Publication information
- Publisher: Continuity Comics
- Schedule: Monthly
- Format: Ongoing series
- Publication date: November 1984 - February 1985; August 1987 – May 1989
- No. of issues: 2
- Main character: Zero Patrol

Creative team
- Created by: Esteban Maroto
- Penciller: various

= Zero Patrol =

1984 comic book series

The Zero Patrol was a short-lived superhero team created by Continuity Comics in 1984.

The Zero Patrol were a team of five people from Earth, collected to protect the universe. The series was a European comic originally titled Cinco por infinito or 5 Infinity, otherwise known as 5 for Infinity, a successful Spanish Comic produced between 1968 and 1970 written and drawn by Esteban Maroto, with Neal Adams supplying a new story and artwork.
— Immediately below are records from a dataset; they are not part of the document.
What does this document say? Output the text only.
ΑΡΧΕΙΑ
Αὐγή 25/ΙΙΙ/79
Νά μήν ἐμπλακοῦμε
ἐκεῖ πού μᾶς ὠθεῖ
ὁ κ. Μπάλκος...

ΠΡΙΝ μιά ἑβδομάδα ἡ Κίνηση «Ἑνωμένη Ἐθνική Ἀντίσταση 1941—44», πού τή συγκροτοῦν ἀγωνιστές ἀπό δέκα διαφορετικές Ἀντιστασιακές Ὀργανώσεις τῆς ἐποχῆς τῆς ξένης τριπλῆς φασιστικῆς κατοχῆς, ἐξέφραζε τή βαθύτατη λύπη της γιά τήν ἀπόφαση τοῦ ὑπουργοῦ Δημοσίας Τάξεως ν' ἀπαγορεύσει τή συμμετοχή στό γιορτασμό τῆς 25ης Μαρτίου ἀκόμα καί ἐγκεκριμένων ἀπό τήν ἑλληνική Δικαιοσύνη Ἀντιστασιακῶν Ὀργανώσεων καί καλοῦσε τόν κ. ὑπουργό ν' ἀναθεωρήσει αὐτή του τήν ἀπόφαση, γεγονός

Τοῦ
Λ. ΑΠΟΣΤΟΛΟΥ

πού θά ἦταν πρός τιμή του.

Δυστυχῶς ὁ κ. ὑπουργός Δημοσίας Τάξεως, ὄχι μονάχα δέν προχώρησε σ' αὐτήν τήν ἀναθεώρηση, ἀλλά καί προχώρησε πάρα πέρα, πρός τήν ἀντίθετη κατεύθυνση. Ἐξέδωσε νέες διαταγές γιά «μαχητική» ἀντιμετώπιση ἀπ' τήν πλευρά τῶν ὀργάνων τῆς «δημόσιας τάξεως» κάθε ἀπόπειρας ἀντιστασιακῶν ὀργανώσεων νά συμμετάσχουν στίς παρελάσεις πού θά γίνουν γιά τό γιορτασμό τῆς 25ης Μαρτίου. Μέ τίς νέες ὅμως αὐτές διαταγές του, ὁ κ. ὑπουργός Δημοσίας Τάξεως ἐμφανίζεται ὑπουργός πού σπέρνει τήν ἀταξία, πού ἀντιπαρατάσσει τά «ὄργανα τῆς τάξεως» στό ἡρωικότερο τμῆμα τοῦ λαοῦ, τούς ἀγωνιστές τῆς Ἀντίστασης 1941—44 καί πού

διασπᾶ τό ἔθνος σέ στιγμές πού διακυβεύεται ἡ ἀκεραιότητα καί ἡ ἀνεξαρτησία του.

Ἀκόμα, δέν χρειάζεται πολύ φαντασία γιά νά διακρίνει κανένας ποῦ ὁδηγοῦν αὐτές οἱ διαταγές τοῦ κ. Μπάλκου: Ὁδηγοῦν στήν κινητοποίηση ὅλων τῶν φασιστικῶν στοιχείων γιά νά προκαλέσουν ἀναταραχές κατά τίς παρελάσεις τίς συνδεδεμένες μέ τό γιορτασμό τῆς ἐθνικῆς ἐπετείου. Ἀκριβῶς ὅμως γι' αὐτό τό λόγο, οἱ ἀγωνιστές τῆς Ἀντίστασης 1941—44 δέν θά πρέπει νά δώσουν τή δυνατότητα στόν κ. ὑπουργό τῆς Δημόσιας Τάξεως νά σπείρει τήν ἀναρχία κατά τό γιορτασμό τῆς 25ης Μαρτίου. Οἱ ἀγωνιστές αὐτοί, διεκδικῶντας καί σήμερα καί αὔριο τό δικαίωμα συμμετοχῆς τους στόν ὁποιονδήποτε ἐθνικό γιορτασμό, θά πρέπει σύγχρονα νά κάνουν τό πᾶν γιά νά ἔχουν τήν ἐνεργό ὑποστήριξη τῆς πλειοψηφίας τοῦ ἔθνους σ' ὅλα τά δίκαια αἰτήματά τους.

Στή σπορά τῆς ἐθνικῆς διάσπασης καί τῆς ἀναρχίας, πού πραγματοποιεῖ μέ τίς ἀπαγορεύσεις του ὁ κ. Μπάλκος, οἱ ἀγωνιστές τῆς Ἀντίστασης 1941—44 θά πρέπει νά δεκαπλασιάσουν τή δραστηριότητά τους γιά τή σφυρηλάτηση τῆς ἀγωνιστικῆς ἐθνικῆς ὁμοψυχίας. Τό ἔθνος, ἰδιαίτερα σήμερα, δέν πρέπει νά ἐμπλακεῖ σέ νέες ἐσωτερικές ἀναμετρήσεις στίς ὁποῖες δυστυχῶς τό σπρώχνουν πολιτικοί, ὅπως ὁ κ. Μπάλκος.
The original comic was featured in Delta 99 and Dracula. The title Zero Patrol for these American series came from Neal Adams' own previous comics - never published - based on material of his drawn and written years before. The Zero Patrol team consisted of Dr. Zero, Orion, Heather, Bruce, Alter, and Lanie in edit version. The characters were Alter, Aline, Orion, Serio and Honda in original comic. Originally the book ran for only two issues in 1984 and 1985. Then the first two issues were reprinted and the series ran for a total of five issues in 1987–89, before Continuity Comics closed down.